C’est de cette manière que le père Beaulieu « pâtissait ».

Sa pauvre tête n’en pouvait plus, le soir, quand il avait fini de servir les clients et que ses gros doigts malhabiles cessaient de manier le crayon avec lequel il faisait péniblement les additions. Son épicerie contenait une foule d’objets qu’il n’avait jamais vus et dont il n’avait même jamais entendu parler. Il les contemplait parfois d’un air étonné et semblait se demander comment il était arrivé à en être entouré, au lieu des objets familiers que contenait sa maison, à Saint-Augustin.

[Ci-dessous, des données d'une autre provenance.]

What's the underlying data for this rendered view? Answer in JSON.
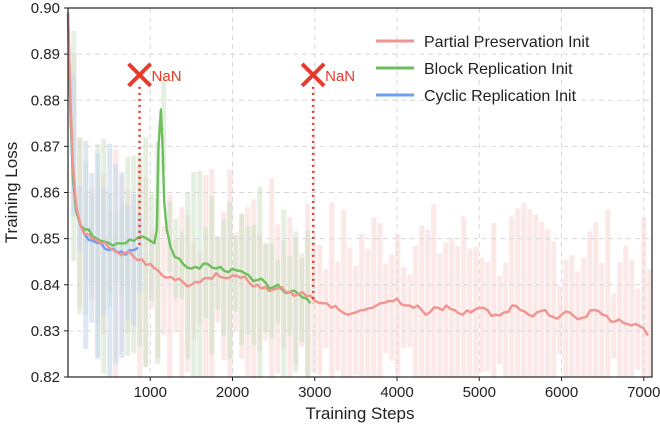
{
  "chart_data": {
    "type": "line",
    "title": "",
    "xlabel": "Training Steps",
    "ylabel": "Training Loss",
    "xlim": [
      0,
      7100
    ],
    "ylim": [
      0.82,
      0.9
    ],
    "x_ticks": [
      1000,
      2000,
      3000,
      4000,
      5000,
      6000,
      7000
    ],
    "y_ticks": [
      0.82,
      0.83,
      0.84,
      0.85,
      0.86,
      0.87,
      0.88,
      0.89,
      0.9
    ],
    "x_tick_labels": [
      "1000",
      "2000",
      "3000",
      "4000",
      "5000",
      "6000",
      "7000"
    ],
    "y_tick_labels": [
      "0.82",
      "0.83",
      "0.84",
      "0.85",
      "0.86",
      "0.87",
      "0.88",
      "0.89",
      "0.90"
    ],
    "grid": true,
    "legend_position": "top-right",
    "series": [
      {
        "name": "Partial Preservation Init",
        "color": "#f0948f",
        "x": [
          0,
          30,
          60,
          100,
          150,
          200,
          300,
          400,
          500,
          600,
          700,
          800,
          900,
          1000,
          1100,
          1200,
          1300,
          1400,
          1500,
          1600,
          1700,
          1800,
          1900,
          2000,
          2100,
          2200,
          2300,
          2400,
          2500,
          2600,
          2700,
          2800,
          2900,
          3000,
          3100,
          3200,
          3300,
          3400,
          3500,
          3600,
          3700,
          3800,
          3900,
          4000,
          4100,
          4200,
          4300,
          4400,
          4500,
          4600,
          4700,
          4800,
          4900,
          5000,
          5100,
          5200,
          5300,
          5400,
          5500,
          5600,
          5700,
          5800,
          5900,
          6000,
          6100,
          6200,
          6300,
          6400,
          6500,
          6600,
          6700,
          6800,
          6900,
          7000,
          7050
        ],
        "y": [
          0.899,
          0.88,
          0.866,
          0.857,
          0.853,
          0.851,
          0.85,
          0.849,
          0.848,
          0.847,
          0.847,
          0.846,
          0.8455,
          0.8445,
          0.843,
          0.8415,
          0.841,
          0.8405,
          0.84,
          0.8405,
          0.8415,
          0.8425,
          0.8415,
          0.842,
          0.8415,
          0.8405,
          0.84,
          0.8395,
          0.839,
          0.8395,
          0.8385,
          0.838,
          0.8375,
          0.8365,
          0.836,
          0.835,
          0.8345,
          0.8335,
          0.834,
          0.8345,
          0.835,
          0.836,
          0.8365,
          0.837,
          0.8355,
          0.835,
          0.8345,
          0.834,
          0.835,
          0.8355,
          0.8345,
          0.8335,
          0.834,
          0.835,
          0.8345,
          0.8335,
          0.834,
          0.8355,
          0.8345,
          0.8335,
          0.834,
          0.8345,
          0.833,
          0.8335,
          0.834,
          0.8325,
          0.833,
          0.8345,
          0.8335,
          0.832,
          0.8325,
          0.8315,
          0.8315,
          0.8305,
          0.829
        ]
      },
      {
        "name": "Block Replication Init",
        "color": "#6dbf5d",
        "x": [
          0,
          30,
          60,
          100,
          150,
          200,
          300,
          400,
          500,
          600,
          700,
          800,
          900,
          960,
          1000,
          1050,
          1080,
          1100,
          1130,
          1150,
          1170,
          1200,
          1250,
          1300,
          1400,
          1500,
          1600,
          1700,
          1800,
          1900,
          2000,
          2100,
          2200,
          2300,
          2400,
          2500,
          2600,
          2700,
          2800,
          2900,
          2950
        ],
        "y": [
          0.899,
          0.878,
          0.864,
          0.856,
          0.853,
          0.852,
          0.8505,
          0.8495,
          0.849,
          0.849,
          0.849,
          0.8495,
          0.8505,
          0.85,
          0.8495,
          0.849,
          0.852,
          0.87,
          0.878,
          0.87,
          0.858,
          0.852,
          0.848,
          0.846,
          0.8445,
          0.8435,
          0.8435,
          0.8445,
          0.8435,
          0.843,
          0.8435,
          0.843,
          0.842,
          0.841,
          0.8405,
          0.8395,
          0.839,
          0.8385,
          0.838,
          0.837,
          0.836
        ]
      },
      {
        "name": "Cyclic Replication Init",
        "color": "#6f9ef0",
        "x": [
          0,
          30,
          60,
          100,
          150,
          200,
          300,
          400,
          500,
          600,
          700,
          800,
          850
        ],
        "y": [
          0.898,
          0.877,
          0.863,
          0.856,
          0.853,
          0.851,
          0.8495,
          0.849,
          0.8475,
          0.847,
          0.8465,
          0.8475,
          0.848
        ]
      }
    ],
    "annotations": [
      {
        "text": "NaN",
        "x": 870,
        "y": 0.8855,
        "color": "#e8392a"
      },
      {
        "text": "NaN",
        "x": 2980,
        "y": 0.8855,
        "color": "#e8392a"
      }
    ]
  }
}
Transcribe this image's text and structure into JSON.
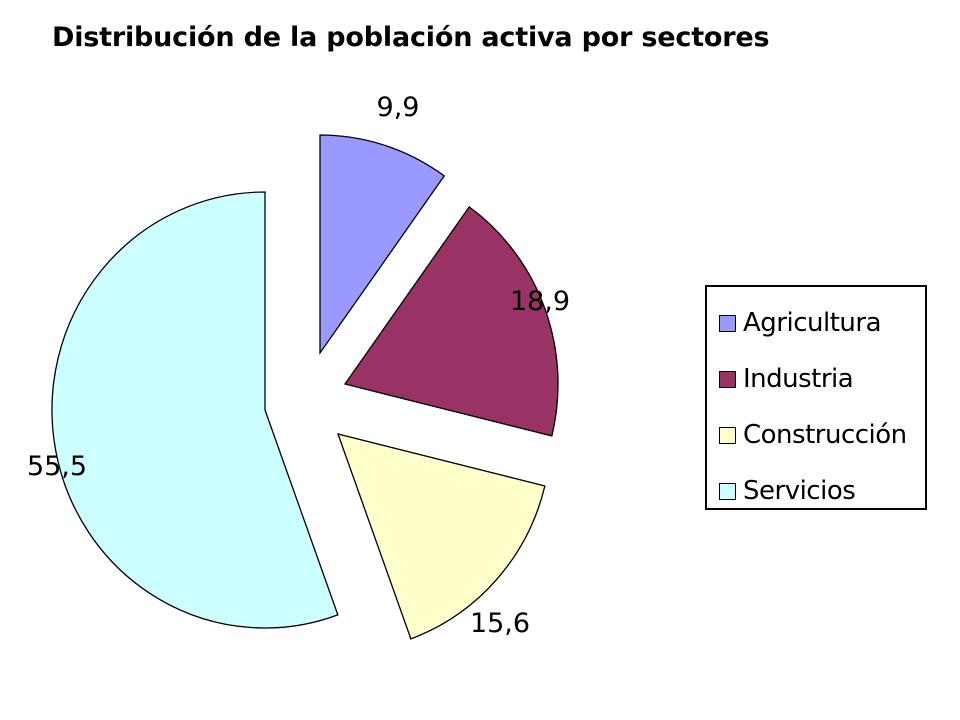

Ces pensées et ces regrets lui venaient par accès soudains, par bouffées, comme si la porte qui fermait sa vie passée se fut entr’ouverte et refermée juste le temps de lui laisser jeter un regard en arrière.

Il se demandait parfois s’il mènerait longtemps cette vie fiévreuse et affolante de la ville et l’épouvante le prenait. La tête lui tournait jusqu’à ce qu’il en eût le vertige. Il aspirait après la paix et le repos. S’il eût su ce à quoi il s’exposait, jamais il ne serait venu à la ville : il serait demeuré à Saint-Augustin, comme le père Duverger ; il aurait placé son argent et il aurait vécu heureux.

Il se demandait s’il ne pourrait pas encore se retirer des affaires et reprendre sa vie d’autrefois, si c’était possible et s’il en était encore temps.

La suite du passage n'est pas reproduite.